Characterising LLM-Generated Competency Questions: a Cross-Domain Empirical Study using Open and Closed Models
2026-04-17 • Artificial Intelligence
Artificial Intelligence
AI summaryⓘ
The authors study how large language models (LLMs) can automatically generate Competency Questions (CQs), which are natural language questions used to define requirements in building ontologies. They compare different LLMs, both open and closed models, to see how readable, relevant, and complex the generated questions are across various use cases. Their work introduces a way to measure these qualities systematically, finding that different models produce distinct types of questions depending on the scenario. This helps understand how AI can support requirement elicitation in ontology engineering.

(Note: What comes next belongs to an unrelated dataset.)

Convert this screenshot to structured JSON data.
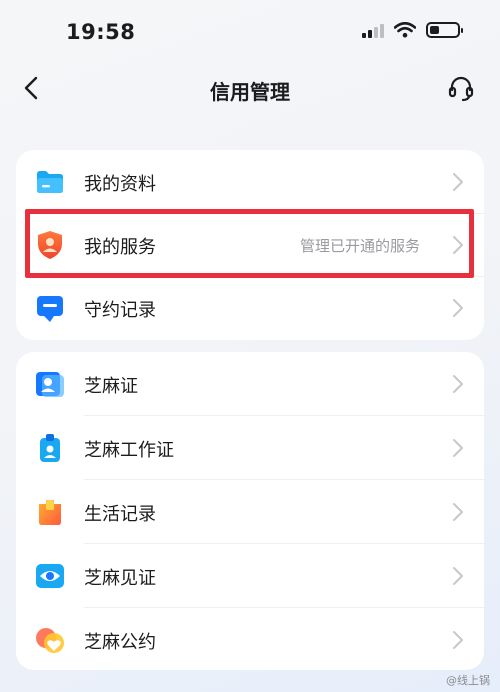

Competency QuestionsOntology EngineeringRequirement ElicitationLarge Language Models (LLMs)Generative AIReadabilityStructural ComplexityDomain SpecialisationCross-domain AnalysisNatural Language Processing
Authors
Reham Alharbi, Valentina Tamma, Terry R. Payne, Jacopo de Berardinis
Abstract
Competency Questions (CQs) are a cornerstone of requirement elicitation in ontology engineering. CQs represent requirements as a set of natural language questions that an ontology should satisfy; they are traditionally modelled by ontology engineers together with domain experts as part of a human-centred, manual elicitation process. The use of Generative AI automates CQ creation at scale, therefore democratising the process of generation, widening stakeholder engagement, and ultimately broadening access to ontology engineering. However, given the large and heterogeneous landscape of LLMs, varying in dimensions such as parameter scale, task and domain specialisation, and accessibility, it is crucial to characterise and understand the intrinsic, observable properties of the CQs they produce (e.g., readability, structural complexity) through a systematic, cross-domain analysis. This paper introduces a set of quantitative measures for the systematic comparison of CQs across multiple dimensions. Using CQs generated from well defined use cases and scenarios, we identify their salient properties, including readability, relevance with respect to the input text and structural complexity of the generated questions. We conduct our experiments over a set of use cases and requirements using a range of LLMs, including both open (KimiK2-1T, LLama3.1-8B, LLama3.2-3B) and closed models (Gemini 2.5 Pro, GPT 4.1). Our analysis demonstrates that LLM performance reflects distinct generation profiles shaped by the use case.